A Lecavalier buyout would cost $30 million over 14 years, $2.14 million annually. Malone is owed $5 million in the next two seasons, so a buyout would cost $3.35 million over four years, $837,500 annually.
That's a lot of money to pay people not to play. But if owner Jeff Vinik is willing to foot the bill, cap flexibility certainly would increase.
That said, losing Lecavalier would create a huge hole at center, a position at which the Lightning wants to add depth. That is why Malone's agent, Mike Liut, speaking generally, said teams might first try to trade a burdensome contract.
Malone would be easier to move because his remaining salary is relatively cheap.
Lecavalier has a no-move clause.

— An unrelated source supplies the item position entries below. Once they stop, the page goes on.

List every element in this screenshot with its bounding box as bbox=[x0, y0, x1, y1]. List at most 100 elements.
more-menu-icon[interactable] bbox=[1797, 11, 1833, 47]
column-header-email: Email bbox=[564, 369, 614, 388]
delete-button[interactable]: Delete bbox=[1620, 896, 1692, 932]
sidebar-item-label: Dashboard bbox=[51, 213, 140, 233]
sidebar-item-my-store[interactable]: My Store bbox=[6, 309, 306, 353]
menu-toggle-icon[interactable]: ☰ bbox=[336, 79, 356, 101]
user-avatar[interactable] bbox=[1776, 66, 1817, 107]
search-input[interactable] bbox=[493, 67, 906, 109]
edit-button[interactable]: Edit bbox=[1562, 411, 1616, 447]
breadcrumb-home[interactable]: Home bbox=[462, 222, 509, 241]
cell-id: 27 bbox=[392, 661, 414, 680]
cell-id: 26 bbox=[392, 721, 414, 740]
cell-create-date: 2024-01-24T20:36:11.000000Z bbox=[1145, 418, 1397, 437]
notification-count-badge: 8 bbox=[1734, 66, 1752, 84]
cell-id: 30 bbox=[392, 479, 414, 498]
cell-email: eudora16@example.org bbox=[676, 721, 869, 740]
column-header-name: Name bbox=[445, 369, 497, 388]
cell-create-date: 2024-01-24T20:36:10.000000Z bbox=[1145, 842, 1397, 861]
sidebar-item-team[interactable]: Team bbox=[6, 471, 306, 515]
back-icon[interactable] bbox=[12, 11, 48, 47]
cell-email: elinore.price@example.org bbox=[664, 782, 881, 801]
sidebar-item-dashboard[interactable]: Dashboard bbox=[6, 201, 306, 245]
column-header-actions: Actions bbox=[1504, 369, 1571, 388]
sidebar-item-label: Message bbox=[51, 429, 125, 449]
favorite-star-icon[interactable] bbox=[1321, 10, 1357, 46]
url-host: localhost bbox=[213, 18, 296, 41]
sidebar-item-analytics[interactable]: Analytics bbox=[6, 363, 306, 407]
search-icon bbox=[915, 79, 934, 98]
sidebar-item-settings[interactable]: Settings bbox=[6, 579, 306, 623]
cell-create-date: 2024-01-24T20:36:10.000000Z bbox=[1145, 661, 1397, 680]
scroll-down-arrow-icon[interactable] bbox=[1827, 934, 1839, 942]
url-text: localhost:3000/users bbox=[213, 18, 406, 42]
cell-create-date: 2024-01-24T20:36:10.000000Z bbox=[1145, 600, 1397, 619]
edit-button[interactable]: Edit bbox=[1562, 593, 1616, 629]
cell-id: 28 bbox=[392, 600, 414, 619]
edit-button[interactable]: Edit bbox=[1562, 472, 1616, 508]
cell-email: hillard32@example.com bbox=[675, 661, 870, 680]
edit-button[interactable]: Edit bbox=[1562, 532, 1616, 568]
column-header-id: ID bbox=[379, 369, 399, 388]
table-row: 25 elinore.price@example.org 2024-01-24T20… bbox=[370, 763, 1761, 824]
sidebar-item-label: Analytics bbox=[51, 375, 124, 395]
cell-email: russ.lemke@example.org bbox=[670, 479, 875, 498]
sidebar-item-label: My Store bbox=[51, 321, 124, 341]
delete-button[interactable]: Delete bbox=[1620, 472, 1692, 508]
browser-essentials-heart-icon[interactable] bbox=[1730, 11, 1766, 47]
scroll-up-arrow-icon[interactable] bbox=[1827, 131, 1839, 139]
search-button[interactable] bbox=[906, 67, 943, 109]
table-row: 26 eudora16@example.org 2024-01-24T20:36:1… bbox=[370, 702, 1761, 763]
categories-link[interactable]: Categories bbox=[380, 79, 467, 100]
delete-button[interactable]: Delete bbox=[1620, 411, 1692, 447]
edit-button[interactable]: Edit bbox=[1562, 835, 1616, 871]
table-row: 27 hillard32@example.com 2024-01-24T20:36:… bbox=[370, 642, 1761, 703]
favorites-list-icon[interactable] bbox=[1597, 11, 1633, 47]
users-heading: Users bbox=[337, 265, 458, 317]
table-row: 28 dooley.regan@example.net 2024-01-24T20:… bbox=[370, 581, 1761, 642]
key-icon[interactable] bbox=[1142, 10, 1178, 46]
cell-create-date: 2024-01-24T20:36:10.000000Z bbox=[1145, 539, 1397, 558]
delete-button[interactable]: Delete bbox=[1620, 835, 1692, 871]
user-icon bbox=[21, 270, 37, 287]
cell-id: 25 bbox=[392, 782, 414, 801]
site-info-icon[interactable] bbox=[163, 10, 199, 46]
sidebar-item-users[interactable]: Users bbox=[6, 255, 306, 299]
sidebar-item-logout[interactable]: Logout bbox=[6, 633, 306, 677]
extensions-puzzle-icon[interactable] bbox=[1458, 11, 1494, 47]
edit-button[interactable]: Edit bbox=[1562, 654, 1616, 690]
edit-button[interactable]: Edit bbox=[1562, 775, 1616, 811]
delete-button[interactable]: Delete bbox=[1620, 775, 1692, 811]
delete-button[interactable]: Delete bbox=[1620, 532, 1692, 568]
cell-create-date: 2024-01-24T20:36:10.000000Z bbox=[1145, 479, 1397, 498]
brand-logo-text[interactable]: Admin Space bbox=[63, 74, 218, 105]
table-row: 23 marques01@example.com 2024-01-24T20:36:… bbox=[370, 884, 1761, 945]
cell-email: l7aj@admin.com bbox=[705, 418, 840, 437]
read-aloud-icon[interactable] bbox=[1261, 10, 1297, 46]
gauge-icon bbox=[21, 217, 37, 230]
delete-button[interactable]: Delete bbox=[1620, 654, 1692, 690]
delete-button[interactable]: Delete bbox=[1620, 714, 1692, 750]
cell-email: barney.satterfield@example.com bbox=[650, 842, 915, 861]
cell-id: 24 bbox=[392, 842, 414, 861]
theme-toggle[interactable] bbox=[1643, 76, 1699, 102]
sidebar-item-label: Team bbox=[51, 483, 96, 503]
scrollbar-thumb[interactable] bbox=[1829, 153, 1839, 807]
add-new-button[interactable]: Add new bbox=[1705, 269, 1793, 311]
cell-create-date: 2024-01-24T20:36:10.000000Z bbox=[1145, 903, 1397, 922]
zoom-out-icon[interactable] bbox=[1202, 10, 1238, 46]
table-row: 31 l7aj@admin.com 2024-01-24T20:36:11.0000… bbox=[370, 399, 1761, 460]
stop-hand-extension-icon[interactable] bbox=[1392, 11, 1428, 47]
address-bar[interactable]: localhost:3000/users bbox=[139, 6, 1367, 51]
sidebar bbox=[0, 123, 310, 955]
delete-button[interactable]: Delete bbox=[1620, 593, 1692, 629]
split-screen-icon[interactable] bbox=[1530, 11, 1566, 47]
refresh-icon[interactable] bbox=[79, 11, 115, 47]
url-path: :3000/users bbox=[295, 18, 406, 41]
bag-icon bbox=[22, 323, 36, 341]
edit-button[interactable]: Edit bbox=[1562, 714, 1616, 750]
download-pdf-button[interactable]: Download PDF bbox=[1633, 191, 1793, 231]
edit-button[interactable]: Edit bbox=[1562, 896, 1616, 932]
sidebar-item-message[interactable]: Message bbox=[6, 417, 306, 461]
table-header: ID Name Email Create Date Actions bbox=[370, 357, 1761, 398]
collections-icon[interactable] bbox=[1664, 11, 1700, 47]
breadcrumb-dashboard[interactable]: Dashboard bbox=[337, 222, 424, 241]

His salary is steep. And because for the next four seasons his salary exceeds his cap hit, an acquiring team — under a complicated formula in the new CBA, and according to capgeek.com, which tracks such trends — would be subject to cap penalties if Lecavalier retires more than one year before his contract expires in 2020.
The "recapture" rule is part of the league's attempt to discourage long-term, front-loaded contracts set up to provide salary cap relief.
Under the same provision, the Lightning already faces penalties if Lecavalier retires early, even if he is traded, because his $10 million salary in each of the first four years of his contract exceeded his salary cap hit. Tampa Bay potentially faces higher penalties if Lecavalier remains with the team and the disparity between his accrued salary and salary cap hits widen, though if he fulfills his contract no penalties apply.
It is a dizzying array of factors.
"How is it going to work? Is it a good move, not a good move?" Liut said about buyouts. "I think some teams will have no choice but to move a contract. There will be lots of speculation. The media will make it interesting, for sure."